Prado & Covington compare MXGP to AMA
This week two factory MX2 riders with contrasting backgrounds, were asked to give their thoughts on the debate between AMA racing and the MXGP world championship.
Both 16 year-old Spaniard Jorge Prado and 21 year-old American Thomas Covington gave an honest view of their experiences, and it made from some interesting reading.
Covington gave up a Pro Circuit Kawasaki ride in the USA to race GPs, and, speaking to Geoff Meyer at MXlarge, said he still struggles on the different types of tracks in world championship racing.
“I am really good on a nice smooth track with big jumps, and then we go to places like Lommel, or even hard pack places like Loket, that is something I wasn’t really used to before,” admits the friendly American. “But we have been doing a lot of time in Europe in the winter, getting comfortable on those types of tracks. Like here in Spain, it’s super hard-pack. Not too often you get a really nice ripped track like you get every day in the US.”

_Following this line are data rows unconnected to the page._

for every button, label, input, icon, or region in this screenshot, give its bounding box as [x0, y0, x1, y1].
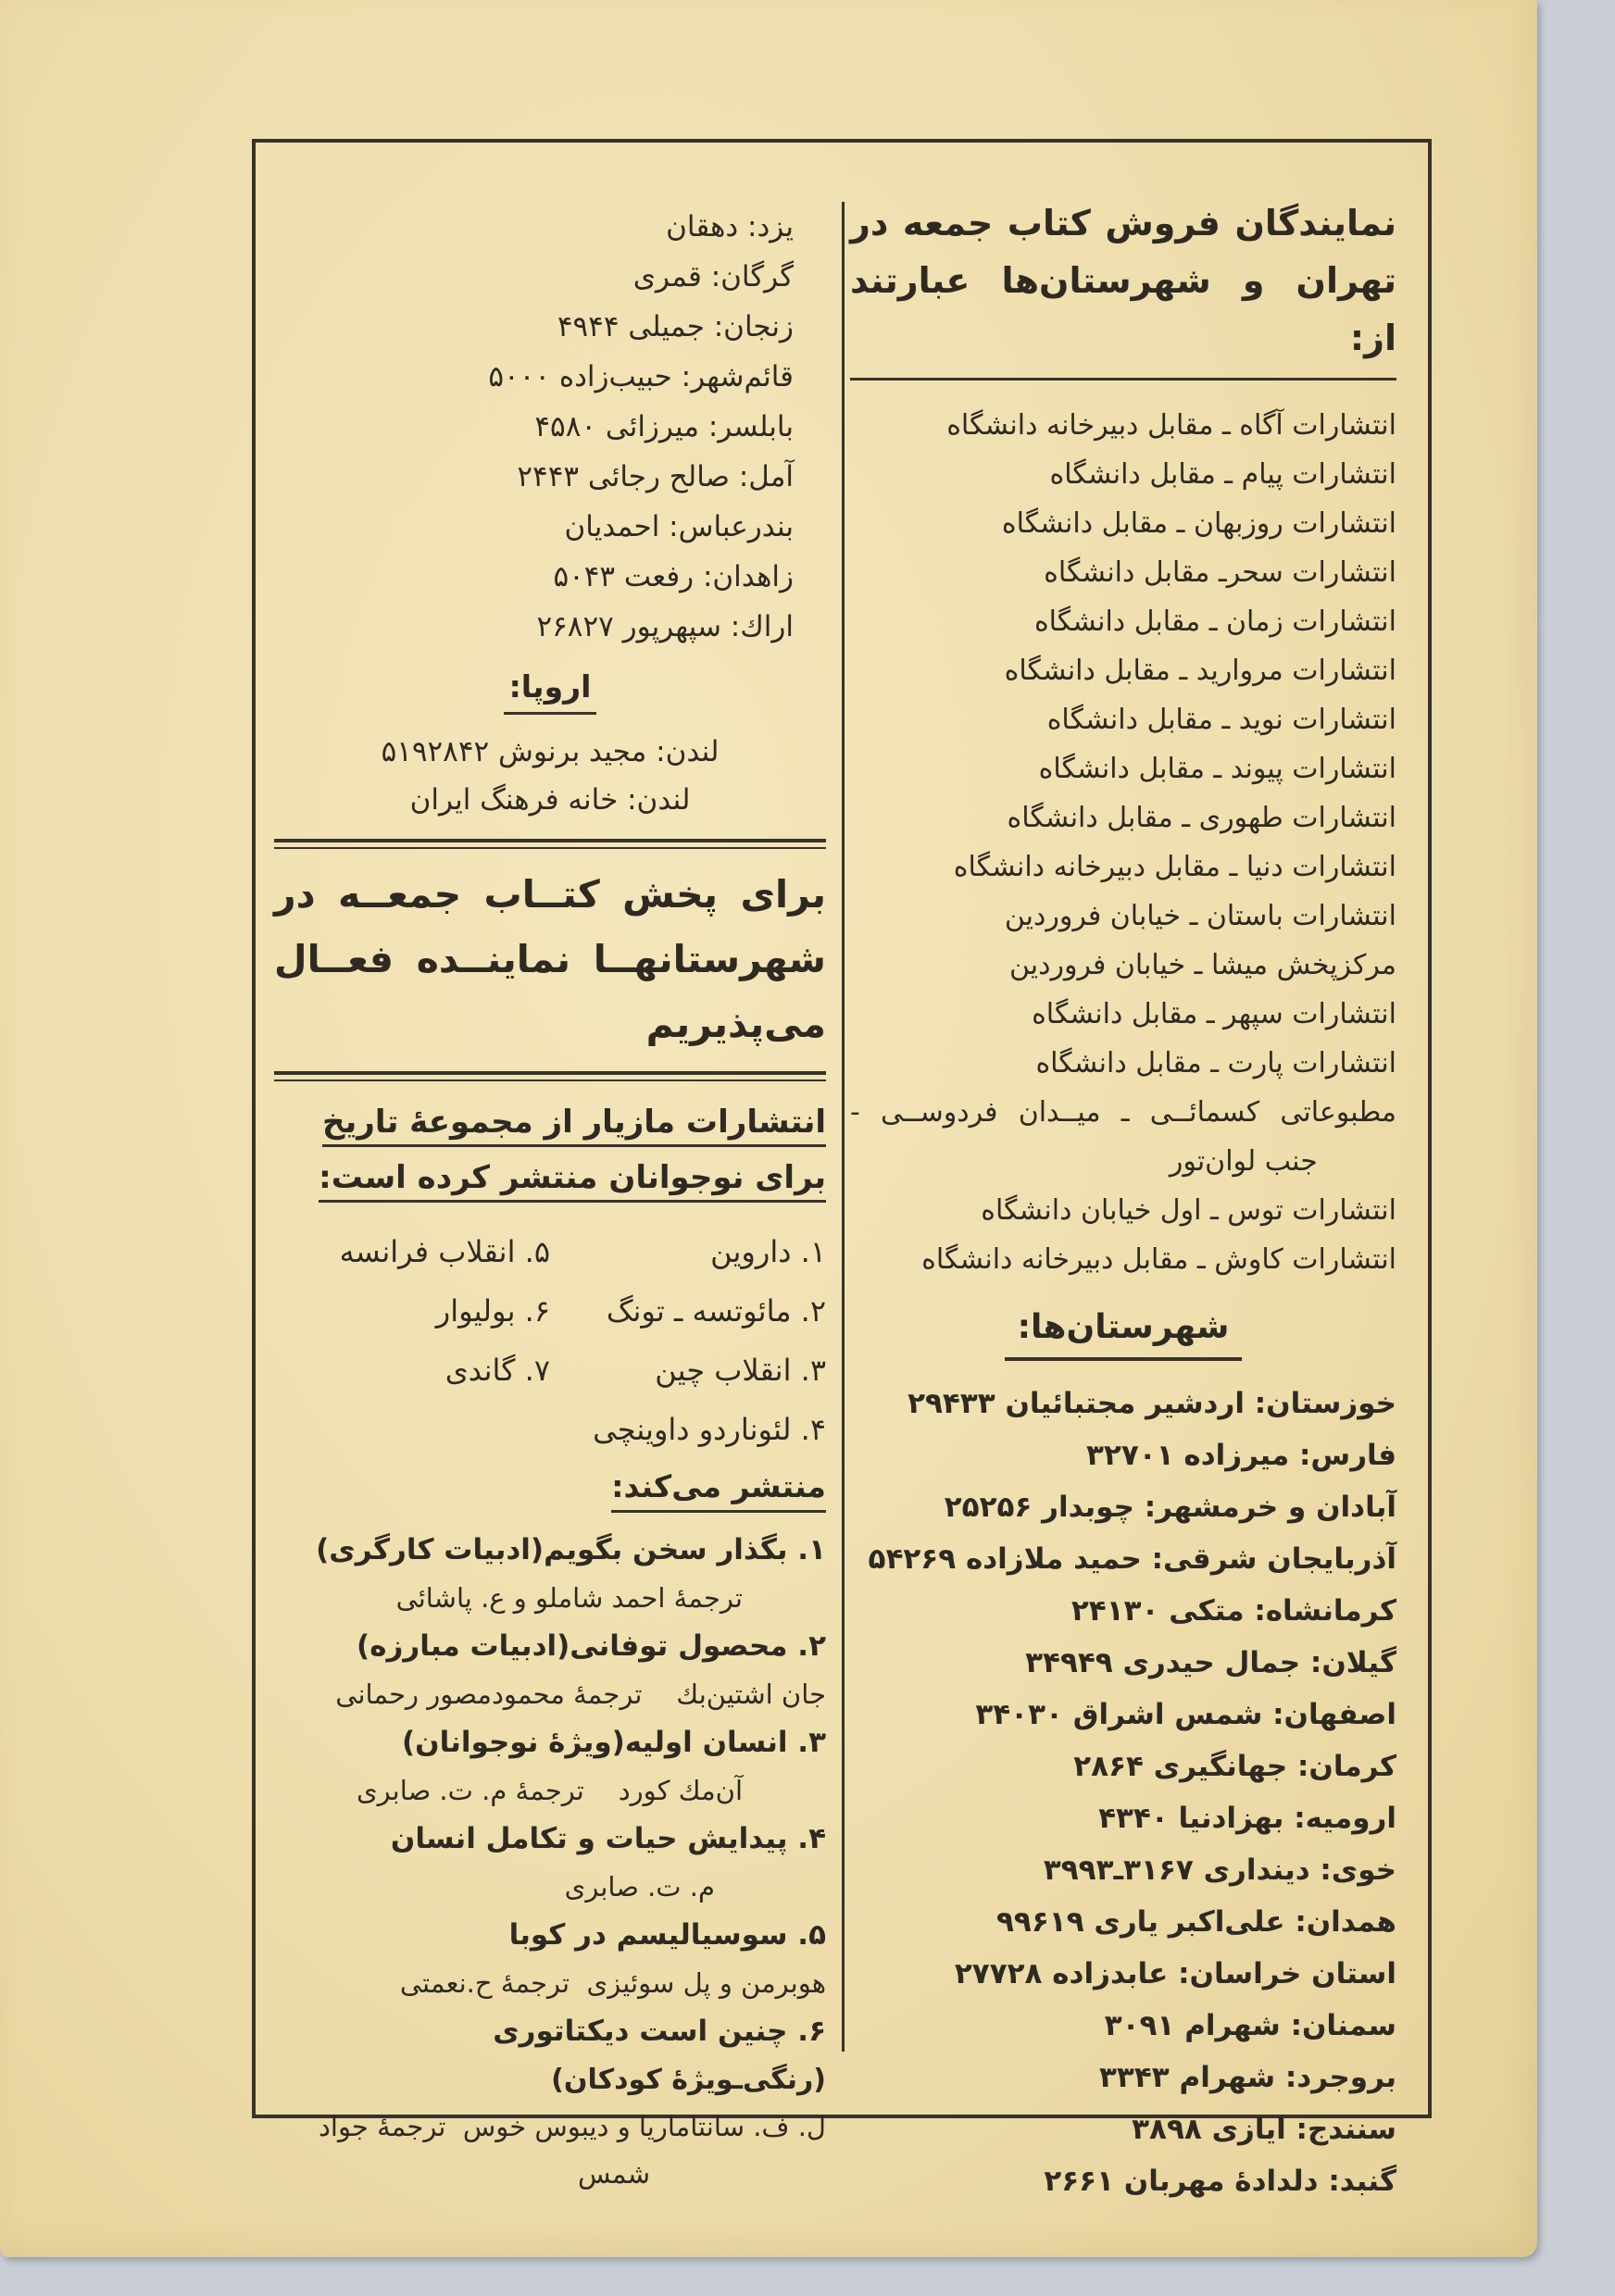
- tehran-agent-line: انتشارات پیام ـ مقابل دانشگاه: [1049, 458, 1396, 491]
- book-entry: [274, 1526, 826, 1622]
- notice-line: می‌پذیریم: [645, 1002, 826, 1046]
- city-agent-line: یزد: دهقان: [666, 210, 794, 243]
- city-agent-line: کرمان: جهانگیری ۲۸۶۴: [1073, 1750, 1396, 1783]
- tehran-agent-line: جنب لوان‌تور: [1169, 1145, 1318, 1178]
- history-series-item: ۲. مائوتسه ـ تونگ: [606, 1293, 826, 1329]
- book-credit-wrap: شمس: [577, 2158, 650, 2190]
- book-title: ۳. انسان اولیه(ویژهٔ نوجوانان): [401, 1726, 826, 1759]
- city-agents-list: [850, 1378, 1396, 2207]
- book-credit: ترجمهٔ احمد شاملو و ع. پاشائی: [395, 1582, 743, 1614]
- europe-heading: [274, 668, 826, 715]
- history-series-item: ۵. انقلاب فرانسه: [339, 1234, 550, 1269]
- tehran-agent-line: انتشارات نوید ـ مقابل دانشگاه: [1046, 704, 1396, 736]
- book-credit: م. ت. صابری: [564, 1871, 715, 1903]
- history-series: [274, 1222, 826, 1459]
- history-series-item: ۶. بولیوار: [435, 1293, 550, 1329]
- title-underline: [850, 378, 1396, 381]
- book-credit: آن‌مك كورد ترجمهٔ م. ت. صابری: [356, 1775, 743, 1806]
- city-agents-continued-list: [274, 202, 826, 652]
- city-agent-line: گیلان: جمال حیدری ۳۴۹۴۹: [1025, 1646, 1396, 1679]
- book-entry: [274, 1815, 826, 1911]
- book-credit: ل. ف. سانتاماریا و دیبوس خوس ترجمهٔ جواد: [318, 2111, 826, 2142]
- tehran-agent-line: انتشارات پیوند ـ مقابل دانشگاه: [1038, 753, 1396, 785]
- publishes-heading: [274, 1468, 826, 1513]
- distribution-notice: [274, 862, 826, 1056]
- book-entry: [274, 1622, 826, 1718]
- tehran-agent-line: انتشارات دنیا ـ مقابل دبیرخانه دانشگاه: [953, 851, 1396, 883]
- book-title: ۱. بگذار سخن بگویم(ادبیات کارگری): [316, 1533, 826, 1566]
- city-agent-line: آبادان و خرمشهر: چوبدار ۲۵۲۵۶: [944, 1491, 1396, 1524]
- maziar-heading: [274, 1094, 826, 1205]
- left-column: [274, 202, 826, 2198]
- city-agent-line: اصفهان: شمس اشراق ۳۴۰۳۰: [975, 1698, 1396, 1731]
- notice-line: شهرستانهــا نماینــده فعــال: [274, 937, 826, 981]
- city-agent-line: همدان: علی‌اکبر یاری ۹۹۶۱۹: [996, 1905, 1396, 1939]
- notice-line: برای پخش کتــاب جمعــه در: [274, 872, 826, 917]
- right-column: [850, 194, 1396, 2207]
- cities-heading-label: شهرستان‌ها:: [1005, 1308, 1243, 1361]
- book-credit: جان اشتین‌بك ترجمهٔ محمودمصور رحمانی: [335, 1678, 826, 1710]
- history-series-left: [274, 1222, 550, 1459]
- city-agent-line: زاهدان: رفعت ۵۰۴۳: [553, 560, 794, 593]
- tehran-agent-line: انتشارات کاوش ـ مقابل دبیرخانه دانشگاه: [921, 1243, 1396, 1276]
- city-agent-line: فارس: میرزاده ۳۲۷۰۱: [1086, 1439, 1396, 1472]
- history-series-item: ۴. لئوناردو داوینچی: [593, 1412, 826, 1447]
- tehran-agents-list: [850, 401, 1396, 1284]
- city-agent-line: اراك: سپهرپور ۲۶۸۲۷: [536, 610, 794, 643]
- history-series-item: ۳. انقلاب چین: [655, 1353, 826, 1388]
- city-agent-line: آذربایجان شرقی: حمید ملازاده ۵۴۲۶۹: [868, 1542, 1396, 1576]
- city-agent-line: قائم‌شهر: حبیب‌زاده ۵۰۰۰: [488, 360, 794, 393]
- city-agent-line: خوزستان: اردشیر مجتبائیان ۲۹۴۳۳: [908, 1387, 1396, 1420]
- city-agent-line: سنندج: ایازی ۳۸۹۸: [1132, 2113, 1396, 2146]
- tehran-agent-line: انتشارات سپهر ـ مقابل دانشگاه: [1032, 998, 1396, 1030]
- book-entry: [274, 1911, 826, 2007]
- book-title: ۴. پیدایش حیات و تکامل انسان: [390, 1822, 826, 1855]
- publishes-heading-label: منتشر می‌کند:: [611, 1468, 826, 1513]
- tehran-agent-line: انتشارات طهوری ـ مقابل دانشگاه: [1007, 802, 1396, 834]
- column-divider: [842, 202, 845, 2052]
- tehran-agent-line: انتشارات آگاه ـ مقابل دبیرخانه دانشگاه: [946, 409, 1396, 442]
- title-line-1: نمایندگان فروش کتاب جمعه در: [850, 203, 1396, 243]
- tehran-agent-line: انتشارات زمان ـ مقابل دانشگاه: [1033, 605, 1396, 638]
- book-entry: [274, 1718, 826, 1815]
- city-agent-line: بندرعباس: احمدیان: [564, 510, 794, 543]
- maziar-heading-line: انتشارات مازیار از مجموعهٔ تاریخ: [274, 1094, 826, 1150]
- city-agent-line: آمل: صالح رجائی ۲۴۴۳: [517, 460, 794, 493]
- title-line-2: تهران و شهرستان‌ها عبارتند از:: [850, 260, 1396, 358]
- europe-heading-label: اروپا:: [504, 668, 597, 715]
- tehran-agent-line: انتشارات پارت ـ مقابل دانشگاه: [1035, 1047, 1396, 1079]
- title-block: [850, 194, 1396, 367]
- cities-heading: [850, 1308, 1396, 1361]
- europe-agent-line: لندن: مجید برنوش ۵۱۹۲۸۴۲: [381, 735, 720, 768]
- europe-agent-line: لندن: خانه فرهنگ ایران: [409, 783, 691, 817]
- city-agent-line: گرگان: قمری: [632, 260, 794, 293]
- tehran-agent-line: مطبوعاتی کسمائــی ـ میــدان فردوســی -: [850, 1096, 1396, 1129]
- tehran-agent-line: انتشارات سحرـ مقابل دانشگاه: [1044, 556, 1396, 589]
- book-entry: [274, 2007, 826, 2198]
- double-rule-top: [274, 839, 826, 849]
- book-title: ۵. سوسیالیسم در کوبا: [508, 1918, 826, 1952]
- city-agent-line: سمنان: شهرام ۳۰۹۱: [1104, 2009, 1396, 2042]
- city-agent-line: زنجان: جمیلی ۴۹۴۴: [557, 310, 794, 343]
- city-agent-line: گنبد: دلدادهٔ مهربان ۲۶۶۱: [1044, 2165, 1396, 2198]
- double-rule-bottom: [274, 1071, 826, 1081]
- europe-agents-list: [274, 728, 826, 824]
- city-agent-line: کرمانشاه: متکی ۲۴۱۳۰: [1070, 1594, 1396, 1628]
- page-border-frame: [252, 139, 1432, 2198]
- book-title: ۲. محصول توفانی(ادبیات مبارزه): [357, 1629, 826, 1663]
- book-credit: هوبرمن و پل سوئیزی ترجمهٔ ح.نعمتی: [399, 1967, 826, 1999]
- tehran-agent-line: انتشارات مروارید ـ مقابل دانشگاه: [1004, 655, 1396, 687]
- tehran-agent-line: مرکزپخش میشا ـ خیابان فروردین: [1008, 949, 1396, 981]
- book-subtitle: (رنگی‌ـویژهٔ کودکان): [551, 2064, 826, 2096]
- city-agent-line: استان خراسان: عابدزاده ۲۷۷۲۸: [954, 1957, 1396, 1990]
- city-agent-line: بروجرد: شهرام ۳۳۴۳: [1099, 2061, 1396, 2094]
- tehran-agent-line: انتشارات باستان ـ خیابان فروردین: [1004, 900, 1396, 932]
- books-list: [274, 1526, 826, 2198]
- tehran-agent-line: انتشارات روزبهان ـ مقابل دانشگاه: [1001, 507, 1396, 540]
- tehran-agent-line: انتشارات توس ـ اول خیابان دانشگاه: [981, 1194, 1396, 1227]
- history-series-right: [550, 1222, 826, 1459]
- city-agent-line: خوی: دینداری ۳۱۶۷ـ۳۹۹۳: [1043, 1853, 1396, 1887]
- maziar-heading-line: برای نوجوانان منتشر کرده است:: [274, 1150, 826, 1205]
- history-series-item: ۷. گاندی: [444, 1353, 550, 1388]
- history-series-item: ۱. داروین: [710, 1234, 826, 1269]
- book-title: ۶. چنین است دیکتاتوری: [493, 2015, 826, 2048]
- city-agent-line: ارومیه: بهزادنیا ۴۳۴۰: [1098, 1802, 1396, 1835]
- city-agent-line: بابلسر: میرزائی ۴۵۸۰: [534, 410, 794, 443]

Covington also believes that MXGP is getting bigger in America and the respect for how tough the series is has grown since Villopoto raced it in 2014. ” I don’t think they did before (understand MXGP level), for sure not four or five years ago, but when Villopoto came over, and me racing over here the last couple of years. People have been watching a little bit more, so they understand the way it is. It is a completely different ball game. If somebody from the US came and tried to race a season here, they would struggle, and the same if a GP guy went to America to race. It’s difficult to get used to the tracks, but also the life-style.”
You can the full interview with Covington, and his hopes for the season, here.
Jorge Prado of course spent last winter with the TLD team in the USA trying supercross and riding on some of the motocross track in California. He admits it is more different that it looks. “When European riders go to the USA they don’t do well and when Americans come to Europe they aren’t that fast either. Each place has its tracks and it is almost a different sport so you have to prepare specifically for that. It is hard to compare.”
Prado says he wants to go to America only when he reaches the top in GPs. “To race supercross you have to practice so much, have a perfect pre-season and by the moment that seems hard. Right now I am focused on the GPs and in my season, and if I end up going to the USA it will only be to do good, already being a World Champion or with a high enough level as well as preparing specifically to race across the pond.”
You can read the full entertaining interview with young Prado here.
It seems America requires a specialised approach to their unique style of racing while the world motocross championship seems to require a great deal of versatility. But it is appears there is now a growing mutual respect and greater understanding between both series for the unique attributes required to succeed in either, and that’s how it should be!